Initially we used the script to provision a new Kubernetes cluster. This worked well, and gave us a functional Kubernetes cluster with minimal intervention – the current stack we use for provisioning a new cluster actually requires significantly more effort to provision a new cluster! We started to hit the limitations of this approach when we wanted to:

  • change the type of the instances we used for the minions
  • upgrade the version of Kubernetes we used
  • recover from a failure of the master
  • tweak command line arguments to things like Docker (for log rotation) and Kubernetes (to enable experimental features for network policies)

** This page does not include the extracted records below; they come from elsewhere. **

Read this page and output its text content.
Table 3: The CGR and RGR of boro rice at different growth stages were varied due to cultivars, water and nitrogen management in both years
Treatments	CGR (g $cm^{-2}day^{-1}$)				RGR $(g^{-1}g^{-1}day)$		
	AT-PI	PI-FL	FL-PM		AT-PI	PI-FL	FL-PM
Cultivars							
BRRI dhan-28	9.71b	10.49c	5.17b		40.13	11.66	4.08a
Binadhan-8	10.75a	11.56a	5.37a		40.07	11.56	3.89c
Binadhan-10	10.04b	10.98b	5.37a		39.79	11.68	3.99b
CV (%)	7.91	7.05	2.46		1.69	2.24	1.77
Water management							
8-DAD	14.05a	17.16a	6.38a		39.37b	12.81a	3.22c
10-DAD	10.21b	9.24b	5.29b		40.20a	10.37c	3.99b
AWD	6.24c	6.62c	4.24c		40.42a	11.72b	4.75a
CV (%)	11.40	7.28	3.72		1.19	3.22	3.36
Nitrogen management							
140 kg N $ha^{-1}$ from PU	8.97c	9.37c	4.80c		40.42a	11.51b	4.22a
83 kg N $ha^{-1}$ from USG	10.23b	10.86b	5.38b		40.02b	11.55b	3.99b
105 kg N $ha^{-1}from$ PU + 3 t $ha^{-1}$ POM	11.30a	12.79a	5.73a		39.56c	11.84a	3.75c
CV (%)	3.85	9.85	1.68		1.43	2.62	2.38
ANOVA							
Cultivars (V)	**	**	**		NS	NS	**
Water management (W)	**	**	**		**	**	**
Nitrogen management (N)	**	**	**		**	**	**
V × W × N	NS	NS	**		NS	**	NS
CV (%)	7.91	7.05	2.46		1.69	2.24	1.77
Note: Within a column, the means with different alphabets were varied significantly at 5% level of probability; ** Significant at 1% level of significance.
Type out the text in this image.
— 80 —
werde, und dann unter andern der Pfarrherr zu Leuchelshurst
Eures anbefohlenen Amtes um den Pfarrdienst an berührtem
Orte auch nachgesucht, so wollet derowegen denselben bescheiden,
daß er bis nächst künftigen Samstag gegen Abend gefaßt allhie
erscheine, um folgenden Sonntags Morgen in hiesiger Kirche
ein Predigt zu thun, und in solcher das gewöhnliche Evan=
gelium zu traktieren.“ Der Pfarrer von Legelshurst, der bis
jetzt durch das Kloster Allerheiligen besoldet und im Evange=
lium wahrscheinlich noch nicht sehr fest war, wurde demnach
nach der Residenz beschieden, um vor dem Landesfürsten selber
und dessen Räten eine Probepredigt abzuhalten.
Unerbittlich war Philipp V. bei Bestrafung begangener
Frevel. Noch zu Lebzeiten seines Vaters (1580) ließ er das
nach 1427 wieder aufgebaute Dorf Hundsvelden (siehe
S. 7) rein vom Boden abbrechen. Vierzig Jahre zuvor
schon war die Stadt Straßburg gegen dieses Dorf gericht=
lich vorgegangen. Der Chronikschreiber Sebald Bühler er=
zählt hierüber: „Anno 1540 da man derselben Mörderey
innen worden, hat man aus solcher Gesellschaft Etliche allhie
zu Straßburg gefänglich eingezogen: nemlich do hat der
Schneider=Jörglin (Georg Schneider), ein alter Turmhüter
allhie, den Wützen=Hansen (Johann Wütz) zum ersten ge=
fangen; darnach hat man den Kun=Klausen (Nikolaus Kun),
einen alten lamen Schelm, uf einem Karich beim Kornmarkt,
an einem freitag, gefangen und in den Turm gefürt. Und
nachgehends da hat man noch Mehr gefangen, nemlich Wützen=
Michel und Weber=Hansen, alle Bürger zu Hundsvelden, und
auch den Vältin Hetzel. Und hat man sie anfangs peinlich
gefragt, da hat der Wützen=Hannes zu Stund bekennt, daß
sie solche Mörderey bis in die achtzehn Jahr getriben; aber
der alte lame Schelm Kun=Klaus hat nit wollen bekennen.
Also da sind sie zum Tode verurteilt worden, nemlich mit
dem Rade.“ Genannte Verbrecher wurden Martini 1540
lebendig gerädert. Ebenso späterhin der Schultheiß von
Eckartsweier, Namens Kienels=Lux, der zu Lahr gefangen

The approach we initially took when we wanted to change anything in the cluster’s infrastructure of Kubernetes layer was to provision an entire new cluster with the changes, switch traffic over by pointing DNS at the new cluster, and then delete the old cluster. Anyone who has ever done this will know than DNS changes can take a very long time to propagate – we had some clients still accessing the old cluster after a week!

It wasn’t feasible for us to keep two production clusters around for a week, and generally this meant something had to break – either a user would fail to connect to the service or features in our software that relied on cluster-wide knowledge (like the distributed websocket router behind Scope’s terminals) would break.

A New Hope

So we started a project to come up with a better way of managing change in our Kubernetes clusters. Lots of readers will instantly recognise Configuration Management as a solution to the problems listed above. So we set about dividing up the problem space into layers and picking the right tools for the job.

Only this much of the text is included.